The Mithane’s eyes widened as Crilyne and Nivaradros exchanged a glance and then traded places at her side. “I see,” the Alantaion ruler murmured. “Crilyne, I expect you to remove her—or let the Dragon remove her—from the room if her temper gets the better of her. Azabell is wounded, and our healers have only limited abilities since they have been working without pause on the casualties from skirmishes brought upon my people.”
Z winced at the reminder of the many lives that had been lost in the recent months. Despite the fact Midestol had left behind small detachments of forces to fight to regain each kingdom, there had been other forces at play. She had taken multiple hits and done her best to minimize the loss of life, but there had been injuries and deaths. Thankfully, more injuries than deaths.
“I promise I will try not to upset her,” she assured the Mithane. “Shalion would be furious if I did.”
With eyes that were decidedly black, the Mithane stepped out of her way. She moved fluidly into the room, but with the caution of one who awaited an attack. Crilyne mirrored her movements as well; a habit she doubted he knew he had picked up over the years. It was funny how quickly she had almost forgiven him for the deaths he had caused. The wound was still there, but she had a new target: the being who had set Crilyne up.

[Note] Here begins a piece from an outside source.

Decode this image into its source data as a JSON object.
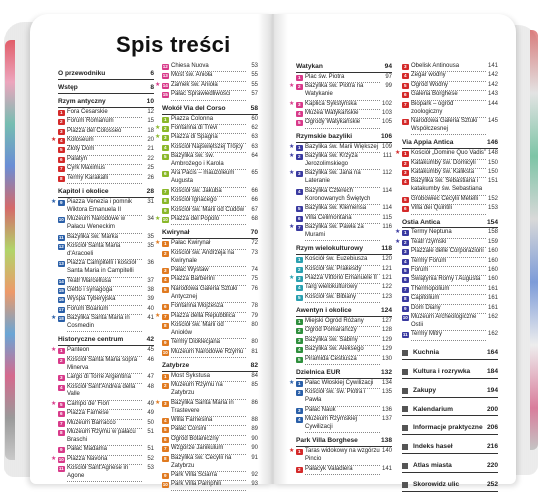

She had to admit it was a thorough plan. Threaten her life and have the Shade risk losing her trust. With the Rangers in disarray, in theory things would be easier for Midestol’s ally to continue with his plans. In practice, the Rangers were furious at everything that had occurred and were throwing themselves fully into aiding their allies. They were out in greater numbers than the world had seen in more than a thousand years. She was no longer on the Council, but they trusted her judgment despite their anger with her. If need be, Z knew she could call on her people and they would answer, but in the meantime, they were out and about on their own, lending aid where it was requested. That was one of the things she cherished about the Rangers; they didn’t require leadership. In fact, she was starting to think a lack of leadership would be good for them. The Council had been almost full for too long; the shift was sadly a blessing in disguise.